Birkaç kişi yardım ediyor bana. O kadar az ki sayıları, saymaya korkuyorum vesselam. Ya da bir yanlışımda arkalarını döneceklermiş de iyice dağılacağım endişesi yaşıyorum. Adımlarımı yavaş ve sağlam atıyorum bu yüzden. Emin olmalıyım kendimden. Ben yavaşladıkça zaman daha da hızlanıyor sanki. Ben yavaşladıkça ayaklarım ağırlaşıyor; kollarım sarkıyor bedenimden, bana ait değillermiş gibi. Gözlerim kapanıyor usul usul. Sanki birilerinin kontrolünde sağdan soldan patikalara sapıyorum. Olmadıkça daha da dağılarak dönüyorum. Bir daha, bir daha deniyorum.

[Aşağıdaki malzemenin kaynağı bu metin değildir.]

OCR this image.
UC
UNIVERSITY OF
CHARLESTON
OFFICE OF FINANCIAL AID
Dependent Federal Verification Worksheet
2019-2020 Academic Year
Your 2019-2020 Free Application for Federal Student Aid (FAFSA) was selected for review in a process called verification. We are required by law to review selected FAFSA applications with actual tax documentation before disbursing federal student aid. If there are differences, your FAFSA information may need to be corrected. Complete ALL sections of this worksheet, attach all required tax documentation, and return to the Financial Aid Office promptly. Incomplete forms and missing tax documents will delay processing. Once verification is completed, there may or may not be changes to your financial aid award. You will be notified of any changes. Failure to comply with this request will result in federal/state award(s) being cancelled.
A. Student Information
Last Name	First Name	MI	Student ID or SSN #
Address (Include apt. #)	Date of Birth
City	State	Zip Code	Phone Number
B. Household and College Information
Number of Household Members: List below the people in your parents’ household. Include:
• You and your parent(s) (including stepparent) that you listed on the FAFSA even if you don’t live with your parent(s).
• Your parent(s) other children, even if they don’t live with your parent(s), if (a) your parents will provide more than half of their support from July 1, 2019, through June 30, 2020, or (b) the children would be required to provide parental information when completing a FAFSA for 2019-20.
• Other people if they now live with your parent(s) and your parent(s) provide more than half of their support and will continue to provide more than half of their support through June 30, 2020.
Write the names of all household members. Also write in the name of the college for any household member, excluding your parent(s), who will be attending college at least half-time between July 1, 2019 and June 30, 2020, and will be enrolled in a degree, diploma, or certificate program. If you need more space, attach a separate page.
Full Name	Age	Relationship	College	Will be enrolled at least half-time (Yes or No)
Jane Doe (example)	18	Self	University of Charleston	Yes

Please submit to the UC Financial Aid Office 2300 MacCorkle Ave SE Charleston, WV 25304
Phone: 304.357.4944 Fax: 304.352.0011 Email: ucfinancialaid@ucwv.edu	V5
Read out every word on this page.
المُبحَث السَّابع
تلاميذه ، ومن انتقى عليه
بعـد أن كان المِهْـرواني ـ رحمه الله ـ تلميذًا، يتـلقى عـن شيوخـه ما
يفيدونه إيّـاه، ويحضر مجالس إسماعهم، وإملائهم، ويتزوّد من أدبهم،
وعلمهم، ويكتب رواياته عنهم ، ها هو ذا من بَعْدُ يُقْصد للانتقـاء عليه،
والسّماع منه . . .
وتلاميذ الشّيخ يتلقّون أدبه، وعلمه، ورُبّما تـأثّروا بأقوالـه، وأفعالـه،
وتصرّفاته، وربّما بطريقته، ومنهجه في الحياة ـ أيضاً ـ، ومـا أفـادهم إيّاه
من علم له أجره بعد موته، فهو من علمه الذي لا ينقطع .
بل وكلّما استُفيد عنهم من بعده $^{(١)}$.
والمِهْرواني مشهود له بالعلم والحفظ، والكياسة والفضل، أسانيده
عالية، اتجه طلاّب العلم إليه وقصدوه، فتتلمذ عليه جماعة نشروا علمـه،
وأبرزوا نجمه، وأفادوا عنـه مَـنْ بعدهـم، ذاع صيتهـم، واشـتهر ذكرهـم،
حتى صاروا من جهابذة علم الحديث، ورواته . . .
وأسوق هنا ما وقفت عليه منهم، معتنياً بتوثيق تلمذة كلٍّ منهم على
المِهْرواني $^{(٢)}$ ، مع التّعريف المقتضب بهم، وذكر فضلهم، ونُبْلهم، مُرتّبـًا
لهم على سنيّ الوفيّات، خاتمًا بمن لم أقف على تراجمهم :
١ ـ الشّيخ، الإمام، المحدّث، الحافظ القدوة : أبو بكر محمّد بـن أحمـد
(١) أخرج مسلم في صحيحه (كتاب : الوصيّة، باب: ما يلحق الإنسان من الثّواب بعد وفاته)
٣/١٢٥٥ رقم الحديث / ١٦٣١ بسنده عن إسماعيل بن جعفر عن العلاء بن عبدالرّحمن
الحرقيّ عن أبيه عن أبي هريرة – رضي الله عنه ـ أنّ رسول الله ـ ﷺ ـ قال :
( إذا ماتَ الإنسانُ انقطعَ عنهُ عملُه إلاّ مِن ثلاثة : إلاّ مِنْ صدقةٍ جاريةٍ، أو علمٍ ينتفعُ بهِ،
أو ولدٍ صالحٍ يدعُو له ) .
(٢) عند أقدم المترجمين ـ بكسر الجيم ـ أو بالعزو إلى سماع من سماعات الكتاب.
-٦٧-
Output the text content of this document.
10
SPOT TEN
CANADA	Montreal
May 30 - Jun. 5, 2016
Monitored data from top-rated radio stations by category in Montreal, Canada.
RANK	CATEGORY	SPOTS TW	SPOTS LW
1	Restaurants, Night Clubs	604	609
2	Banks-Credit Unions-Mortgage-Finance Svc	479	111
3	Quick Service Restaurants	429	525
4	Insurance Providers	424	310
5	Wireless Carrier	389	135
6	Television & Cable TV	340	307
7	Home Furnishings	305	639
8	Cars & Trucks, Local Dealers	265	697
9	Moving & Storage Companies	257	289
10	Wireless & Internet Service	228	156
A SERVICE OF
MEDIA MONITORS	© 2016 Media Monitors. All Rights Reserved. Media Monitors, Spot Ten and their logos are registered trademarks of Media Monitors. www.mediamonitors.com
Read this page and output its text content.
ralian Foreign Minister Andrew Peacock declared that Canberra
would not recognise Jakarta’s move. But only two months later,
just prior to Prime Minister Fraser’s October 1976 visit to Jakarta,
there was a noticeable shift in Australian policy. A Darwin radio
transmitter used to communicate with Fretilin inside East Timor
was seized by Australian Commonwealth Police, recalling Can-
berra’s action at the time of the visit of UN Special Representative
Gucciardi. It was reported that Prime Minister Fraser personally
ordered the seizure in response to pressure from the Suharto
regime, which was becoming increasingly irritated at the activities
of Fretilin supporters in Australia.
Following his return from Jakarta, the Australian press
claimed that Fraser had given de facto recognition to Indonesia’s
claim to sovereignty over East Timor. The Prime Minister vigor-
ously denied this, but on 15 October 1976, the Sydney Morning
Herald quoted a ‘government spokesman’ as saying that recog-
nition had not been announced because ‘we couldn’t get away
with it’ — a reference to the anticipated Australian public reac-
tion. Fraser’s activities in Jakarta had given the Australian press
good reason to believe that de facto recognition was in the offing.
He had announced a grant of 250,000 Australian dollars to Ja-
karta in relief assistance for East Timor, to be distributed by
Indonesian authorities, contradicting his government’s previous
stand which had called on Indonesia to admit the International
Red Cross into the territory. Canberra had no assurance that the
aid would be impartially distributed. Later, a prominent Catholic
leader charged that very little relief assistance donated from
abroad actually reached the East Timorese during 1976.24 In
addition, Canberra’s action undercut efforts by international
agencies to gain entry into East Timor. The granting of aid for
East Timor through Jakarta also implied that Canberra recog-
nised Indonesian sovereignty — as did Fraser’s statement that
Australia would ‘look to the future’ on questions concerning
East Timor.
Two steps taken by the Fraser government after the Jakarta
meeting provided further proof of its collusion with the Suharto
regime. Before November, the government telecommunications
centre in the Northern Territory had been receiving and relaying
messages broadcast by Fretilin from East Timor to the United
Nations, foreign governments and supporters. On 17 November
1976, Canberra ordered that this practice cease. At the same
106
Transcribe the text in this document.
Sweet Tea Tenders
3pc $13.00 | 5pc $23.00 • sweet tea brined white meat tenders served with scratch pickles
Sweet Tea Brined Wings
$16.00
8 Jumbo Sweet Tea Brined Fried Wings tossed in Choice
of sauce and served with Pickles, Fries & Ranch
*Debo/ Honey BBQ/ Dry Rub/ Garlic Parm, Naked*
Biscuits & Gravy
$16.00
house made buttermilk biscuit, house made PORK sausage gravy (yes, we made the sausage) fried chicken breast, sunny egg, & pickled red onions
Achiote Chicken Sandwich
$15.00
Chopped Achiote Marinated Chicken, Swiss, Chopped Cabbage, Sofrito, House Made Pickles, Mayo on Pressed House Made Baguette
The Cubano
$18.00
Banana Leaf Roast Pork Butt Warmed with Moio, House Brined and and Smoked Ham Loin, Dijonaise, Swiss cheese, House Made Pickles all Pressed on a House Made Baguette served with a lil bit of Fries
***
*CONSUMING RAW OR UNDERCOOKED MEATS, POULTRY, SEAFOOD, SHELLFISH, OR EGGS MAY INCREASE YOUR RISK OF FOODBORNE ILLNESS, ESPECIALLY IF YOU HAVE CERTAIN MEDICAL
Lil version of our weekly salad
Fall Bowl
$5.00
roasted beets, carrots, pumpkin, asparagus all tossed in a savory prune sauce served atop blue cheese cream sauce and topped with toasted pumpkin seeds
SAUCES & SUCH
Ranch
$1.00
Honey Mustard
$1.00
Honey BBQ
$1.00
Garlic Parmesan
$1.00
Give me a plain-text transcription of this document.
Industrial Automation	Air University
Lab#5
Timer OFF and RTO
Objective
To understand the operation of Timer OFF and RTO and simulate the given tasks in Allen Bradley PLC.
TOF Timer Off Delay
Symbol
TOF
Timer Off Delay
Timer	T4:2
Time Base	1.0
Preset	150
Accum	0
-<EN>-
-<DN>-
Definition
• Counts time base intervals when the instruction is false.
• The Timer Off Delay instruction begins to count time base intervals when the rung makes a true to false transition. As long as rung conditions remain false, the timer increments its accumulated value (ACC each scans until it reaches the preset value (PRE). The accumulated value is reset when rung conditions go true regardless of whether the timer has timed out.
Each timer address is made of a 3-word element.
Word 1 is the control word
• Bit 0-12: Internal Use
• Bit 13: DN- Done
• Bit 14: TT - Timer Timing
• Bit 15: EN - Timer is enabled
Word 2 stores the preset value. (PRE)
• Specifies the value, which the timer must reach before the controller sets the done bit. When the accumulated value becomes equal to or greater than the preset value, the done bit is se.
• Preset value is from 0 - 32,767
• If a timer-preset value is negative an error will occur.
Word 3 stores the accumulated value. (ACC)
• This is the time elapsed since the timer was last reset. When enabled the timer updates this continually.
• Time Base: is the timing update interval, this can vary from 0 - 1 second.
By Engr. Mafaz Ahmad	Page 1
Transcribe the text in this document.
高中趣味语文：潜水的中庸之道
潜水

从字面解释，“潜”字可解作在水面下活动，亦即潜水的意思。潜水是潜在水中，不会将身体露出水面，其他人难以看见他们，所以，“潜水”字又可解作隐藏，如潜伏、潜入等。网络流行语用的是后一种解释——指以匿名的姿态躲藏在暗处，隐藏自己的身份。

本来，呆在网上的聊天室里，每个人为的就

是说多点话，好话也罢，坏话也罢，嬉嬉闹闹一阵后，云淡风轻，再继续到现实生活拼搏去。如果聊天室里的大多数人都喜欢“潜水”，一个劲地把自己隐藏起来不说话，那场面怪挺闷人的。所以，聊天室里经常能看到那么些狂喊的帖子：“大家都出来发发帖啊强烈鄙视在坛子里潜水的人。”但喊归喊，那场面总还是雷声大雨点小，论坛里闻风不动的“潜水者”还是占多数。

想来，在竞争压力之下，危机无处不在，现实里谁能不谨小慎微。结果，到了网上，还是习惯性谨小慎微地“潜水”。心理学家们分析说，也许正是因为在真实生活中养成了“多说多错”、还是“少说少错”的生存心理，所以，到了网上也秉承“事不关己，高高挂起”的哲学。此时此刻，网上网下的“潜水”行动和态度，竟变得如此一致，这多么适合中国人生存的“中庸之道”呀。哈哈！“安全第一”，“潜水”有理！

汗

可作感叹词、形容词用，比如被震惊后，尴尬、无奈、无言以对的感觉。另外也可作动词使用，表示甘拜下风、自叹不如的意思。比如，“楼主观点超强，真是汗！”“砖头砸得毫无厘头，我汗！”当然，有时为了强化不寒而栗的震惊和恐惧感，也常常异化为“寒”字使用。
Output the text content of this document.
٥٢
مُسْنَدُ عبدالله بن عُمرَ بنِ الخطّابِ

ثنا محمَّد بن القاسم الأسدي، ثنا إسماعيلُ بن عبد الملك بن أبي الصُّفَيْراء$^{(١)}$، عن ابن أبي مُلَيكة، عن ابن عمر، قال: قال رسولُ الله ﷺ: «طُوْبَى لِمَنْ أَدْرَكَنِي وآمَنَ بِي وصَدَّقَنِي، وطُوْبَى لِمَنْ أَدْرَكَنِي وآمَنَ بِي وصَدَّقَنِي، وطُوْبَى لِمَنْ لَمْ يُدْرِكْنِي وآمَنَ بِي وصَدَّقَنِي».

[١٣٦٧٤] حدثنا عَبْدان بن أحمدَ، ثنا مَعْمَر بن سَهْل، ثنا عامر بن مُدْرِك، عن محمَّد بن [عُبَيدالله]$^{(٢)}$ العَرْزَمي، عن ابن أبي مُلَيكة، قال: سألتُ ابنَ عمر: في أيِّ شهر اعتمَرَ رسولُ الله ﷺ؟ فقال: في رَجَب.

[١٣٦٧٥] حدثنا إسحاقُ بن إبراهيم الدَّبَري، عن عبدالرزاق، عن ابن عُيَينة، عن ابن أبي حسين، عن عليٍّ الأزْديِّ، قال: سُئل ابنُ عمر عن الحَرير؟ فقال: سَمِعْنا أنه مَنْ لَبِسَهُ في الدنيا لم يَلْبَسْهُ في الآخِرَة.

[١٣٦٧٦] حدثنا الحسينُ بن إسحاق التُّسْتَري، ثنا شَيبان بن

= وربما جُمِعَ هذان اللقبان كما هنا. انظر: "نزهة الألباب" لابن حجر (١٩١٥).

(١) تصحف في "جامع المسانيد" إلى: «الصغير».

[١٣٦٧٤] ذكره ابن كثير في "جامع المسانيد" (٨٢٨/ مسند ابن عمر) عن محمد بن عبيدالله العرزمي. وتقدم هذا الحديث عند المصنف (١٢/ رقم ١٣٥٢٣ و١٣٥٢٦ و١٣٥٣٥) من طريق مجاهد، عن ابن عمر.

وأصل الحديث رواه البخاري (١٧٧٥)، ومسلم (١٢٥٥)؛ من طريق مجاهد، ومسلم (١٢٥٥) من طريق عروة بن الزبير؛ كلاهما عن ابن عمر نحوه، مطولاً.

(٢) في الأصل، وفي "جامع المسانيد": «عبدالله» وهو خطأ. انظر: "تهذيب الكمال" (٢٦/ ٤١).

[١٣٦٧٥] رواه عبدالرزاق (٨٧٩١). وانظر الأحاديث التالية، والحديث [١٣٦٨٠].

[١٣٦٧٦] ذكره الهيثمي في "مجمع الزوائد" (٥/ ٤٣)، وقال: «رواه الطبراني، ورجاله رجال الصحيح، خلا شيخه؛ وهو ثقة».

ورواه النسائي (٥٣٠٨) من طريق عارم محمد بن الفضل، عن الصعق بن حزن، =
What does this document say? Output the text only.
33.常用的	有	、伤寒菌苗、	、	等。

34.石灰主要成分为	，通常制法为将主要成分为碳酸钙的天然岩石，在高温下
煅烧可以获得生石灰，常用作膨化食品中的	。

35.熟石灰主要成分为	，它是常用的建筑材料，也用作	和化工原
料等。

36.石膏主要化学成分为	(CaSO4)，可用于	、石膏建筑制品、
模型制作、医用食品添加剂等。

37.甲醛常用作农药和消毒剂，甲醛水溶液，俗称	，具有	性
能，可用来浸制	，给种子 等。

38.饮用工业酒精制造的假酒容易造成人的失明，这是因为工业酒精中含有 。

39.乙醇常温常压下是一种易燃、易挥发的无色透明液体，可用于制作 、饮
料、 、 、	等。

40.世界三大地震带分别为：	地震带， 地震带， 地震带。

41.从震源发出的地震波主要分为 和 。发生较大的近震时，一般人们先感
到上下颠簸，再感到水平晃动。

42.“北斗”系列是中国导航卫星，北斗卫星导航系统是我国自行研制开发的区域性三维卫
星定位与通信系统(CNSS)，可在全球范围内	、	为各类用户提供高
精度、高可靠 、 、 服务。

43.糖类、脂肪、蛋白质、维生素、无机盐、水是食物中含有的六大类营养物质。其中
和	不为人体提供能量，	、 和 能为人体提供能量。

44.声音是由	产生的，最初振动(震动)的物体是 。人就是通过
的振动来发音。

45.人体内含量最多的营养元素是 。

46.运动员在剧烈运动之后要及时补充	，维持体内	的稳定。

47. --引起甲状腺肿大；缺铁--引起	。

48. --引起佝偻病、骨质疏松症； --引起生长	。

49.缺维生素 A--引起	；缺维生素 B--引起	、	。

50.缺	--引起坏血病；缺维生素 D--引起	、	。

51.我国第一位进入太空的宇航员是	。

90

Birkaç kez tökezleyip birkaç darbe yediğimde kendime geliyorum. Kapandığı gibi usul usul açılıyor gözlerim. Bir mana sapağına dalıyorum. Dayanağın anlamını arıyorum. Sapağın başında dizili dokuz taş. Hay Allah bunu her arayan bulur ki burada. Yoksa arayanlar bulsunlar diye mi bu kadar meydanda, bu kadar aşina? Derinde aradığımdan mı göz önünde olanı bu kadar boşladım, erteledim acaba? Sonra sonra... Gelemedi, o sonra. İşte şimdi taşlar burada, tam yanı başımda...

9 Aralık 2014 Salı

Susmak...


Günleriniz durgun mu geçer genelde, sakin misiniz? Kimse soruyor mu size hatırınızı? Kalmamıştır belki de hatırınız hiç kimsede. Peki, haliniz var mı anlatmaya en başından? Yaa… Alışık değilsiniz demek anlatmaya. Hiç denediniz mi yoksa başından mı kararlısınız susmaya?
Susmak çare değildir yalnız bilesiniz. Susmak, bugün güldürür belki yüzünüzü ele güne; yarın ise baş başa kaldığınızda kendinizle durduramazsınız yaşlarınızı, sızar gözkapaklarınızın arasından, engel olamazsınız. Olmayın da zaten. Önermem. Yoksa çatlarsınız, Allah korusun. Ruhen yani. Durun durun, çatlamak demişken; bizim mahallede Çatlak Remzi diye bir amca vardı, onu anayım.
Deli gözüyle bakardı da mahalleli, onlar bilmez ben bilirim, aslında hepsinden akıllıydı. Derin mavi gözleri vardı. İnanır mısınız, gözleri berrak bir denizi andırırdı. İçine dalıp da yüzesiniz gelirdi adeta; ama o izin vermezdi. Derinleri kirliydi denizinin. Korurdu bizi, şimdi anlıyorum. Bir mahallenin tatlıcısını bir de biz çocukları kovmazdı yanından. Tatlıyı çok severdi, hep buna yorardım Tatlıcı Lütfü Amca’ya olan yakınlığını. Lütfü amca ölünce anladım, tatlı değildi sevdiği. Çünkü Remzi Amca o günden sonra hiç tatlı yemedi. Mahalleyi terk edip de gitmeden önce kulağıma bir şeyler fısıldamıştı. Hiçbir zaman anlam veremediğimiz esrarengiz cümlelerinin tadında konuşmuştu yine benimle: “Lütfü Amca’n benim gözlerimin içine dalardı, siz de kıyısında yüzerdiniz. Onlar ise asla yaklaşamazlar, asla!” dedi kaşları çatık, kahvede oturan amcaları göstererek.
Bir daha da görmedim Remzi Amca’yı. Görseydim bir halini sormak isterdim elbet, hatırı vardı bende. Büyümüştüm ya artık, belki izin verirdi gözlerinin derinine inmeme belki yüzerdim yine kıyısında. Kim bilir, belki de yakınına bile yaklaştırmazdı beni. Ama siz bilmezsiniz, benim gibi susanlara acıyarak bakardı Remzi Amca. Görürdü geleceklerini de sormaya hali yoktu garibin.
Susan insan sakindir, ancak huzurlu değildir bilirim. Sonumuz belli mi dersiniz? Yok yok telaş etmeyin; Remzi Amca tatlıya açtı, ondandı çatlaklığı. İşte bu yüzden geri çevirmemek gerekir önümüze sunulan tatlıları.